Some on the left think the answer is to ban public schools or make them prohibitively expensive. Some on the right think the way forward is to reintroduce the eleven-plus and bring back the grammar schools that gave the public schools a run for their money. But neither is really practical politics.

Some social changes seem to have been pushing in the direction of less not more social mobility and to be proving far more powerful than anything governments can do to counter them. David Willetts, the universities minister with a reputation as one of the cleverest intellectuals in politics, got into hot water last weekend when he suggested that feminism had been probably the major factor in slowing social mobility and that it had 'trumped' egalitarianism.

Mr Willetts was immediately attacked for 'blaming' stalled social mobility on women. Yvette Cooper, who speaks for Labour on women’s issues as well as being shadow home secretary, dismissed his remarks as 'nonsense' and said that if the Government was serious about social mobility it should focus again on issues like child poverty.

But Mr Willetts was unrepentant. He said that he wasn’t blaming anyone and that he was wholly in favour of the greater opportunities which feminism had brought many women. His case was an analytic one.

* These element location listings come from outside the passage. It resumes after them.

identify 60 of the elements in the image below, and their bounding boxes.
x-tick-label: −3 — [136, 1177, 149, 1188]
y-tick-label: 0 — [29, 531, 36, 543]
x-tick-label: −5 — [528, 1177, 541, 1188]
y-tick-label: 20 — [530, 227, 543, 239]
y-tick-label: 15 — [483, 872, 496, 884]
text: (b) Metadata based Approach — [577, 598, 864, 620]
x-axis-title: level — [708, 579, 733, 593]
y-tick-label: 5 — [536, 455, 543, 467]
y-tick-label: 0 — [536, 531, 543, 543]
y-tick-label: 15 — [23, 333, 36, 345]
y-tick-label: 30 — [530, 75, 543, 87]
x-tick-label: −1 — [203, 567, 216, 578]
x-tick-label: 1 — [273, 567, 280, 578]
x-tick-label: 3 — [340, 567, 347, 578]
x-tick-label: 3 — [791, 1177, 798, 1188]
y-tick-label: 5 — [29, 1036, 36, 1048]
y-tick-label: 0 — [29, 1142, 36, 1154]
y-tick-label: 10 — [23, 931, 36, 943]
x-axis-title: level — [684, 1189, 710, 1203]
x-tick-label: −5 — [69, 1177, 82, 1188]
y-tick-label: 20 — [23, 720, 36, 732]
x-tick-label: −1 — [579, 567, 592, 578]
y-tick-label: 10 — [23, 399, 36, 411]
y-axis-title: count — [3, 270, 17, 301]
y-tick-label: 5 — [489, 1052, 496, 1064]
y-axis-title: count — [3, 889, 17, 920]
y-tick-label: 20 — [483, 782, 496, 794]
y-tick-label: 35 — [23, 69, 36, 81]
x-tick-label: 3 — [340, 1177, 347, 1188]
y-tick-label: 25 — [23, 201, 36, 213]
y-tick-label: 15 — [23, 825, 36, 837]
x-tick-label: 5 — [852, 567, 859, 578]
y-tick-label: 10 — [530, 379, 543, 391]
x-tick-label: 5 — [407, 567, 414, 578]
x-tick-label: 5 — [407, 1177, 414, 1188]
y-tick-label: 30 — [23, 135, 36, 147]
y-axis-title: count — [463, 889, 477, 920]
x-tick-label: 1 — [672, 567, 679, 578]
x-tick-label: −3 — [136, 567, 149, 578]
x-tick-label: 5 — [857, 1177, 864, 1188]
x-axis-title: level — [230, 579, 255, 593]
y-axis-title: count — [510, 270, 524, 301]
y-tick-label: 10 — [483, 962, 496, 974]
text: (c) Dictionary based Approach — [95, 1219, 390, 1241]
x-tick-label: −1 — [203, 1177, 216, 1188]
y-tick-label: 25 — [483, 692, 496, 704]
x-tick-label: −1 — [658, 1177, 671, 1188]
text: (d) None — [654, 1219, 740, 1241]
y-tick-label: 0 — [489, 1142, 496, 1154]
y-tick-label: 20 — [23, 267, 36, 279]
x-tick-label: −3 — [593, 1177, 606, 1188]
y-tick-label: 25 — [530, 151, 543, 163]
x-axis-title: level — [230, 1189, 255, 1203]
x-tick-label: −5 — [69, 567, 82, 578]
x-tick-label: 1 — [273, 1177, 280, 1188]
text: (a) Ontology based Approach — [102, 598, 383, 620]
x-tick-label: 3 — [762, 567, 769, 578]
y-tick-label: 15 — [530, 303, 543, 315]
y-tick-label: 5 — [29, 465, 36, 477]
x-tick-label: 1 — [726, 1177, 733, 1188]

He pointed out that there had been a huge increase in the number of women going to university in the last forty years or so, and that there were now more young women than young men in university. Because people with degrees tend to want to marry other people with degrees, this growth in the number of women graduates means that it has become easier for male graduates to find graduate wives, and so more of them do so. Both partners then tend to land the higher paid jobs available to graduates, both tend to stay in work and so their children have a double head start, so to speak, over the children of non-graduates. This is one important way social mobility is being thwarted, he argued.

What he was describing was the unforeseen consequence of a social change, the liberation of women, which is in itself almost universally approved. Neither he nor anyone else is suggesting that women shouldn’t go to university or that graduates shouldn’t be able to marry each other.

So what can governments do? On Tuesday, the Coalition made some suggestions for improving mobility 'for the middle, not just the bottom'. It wants to help those middle class families that 'can’t afford private education and lack the right connections'. It wants to curb the pulling-strings culture that helps children from well-connected backgrounds get unfair advantages over others. It’s proposing a compact with business to open up unpaid internships to young people of all backgrounds rather being available only to those with the right connections. The civil service will do the same. It wants to improve access to the best universities.

Critics have accused Government ministers, especially Nick Clegg, of hypocrisy over this. He has admitted that he himself was helped by his father’s connections to get a place in a Finnish bank when he was starting out. Furthermore, as recently as January, a Conservative party fundraising event auctioned an internship at a hedge fund to raise money. Even those sympathetic to what the Government is trying to do don’t imagine it is likely to be sufficient to get social mobility going again.

I suspect that politicians of all parties are a bit stumped on what to do to improve social mobility and are open to any ideas anyone might have. If you’ve got any, let them know.

What’s your view?

  • Do you believe greater social mobility is a good thing or not?
  • Why do you think it has stalled?
  • What do you make of David Willetts’s argument that feminism may have trumped egalitarianism in thwarting social mobility? Should he have said it?
  • Do you think we need a more redistributive tax and benefit system to promote social mobility or do you think that route has been explored as far as it can go?
  • Do you think we should ban the public schools or bring back grammar schools?
  • How effective do you think the measures the government has announced will be in promoting greater social mobility?
  • Were ministers hypocritical to propose them?
  • And what do you think would be the single most effective measure that could be taken to speed up social mobility?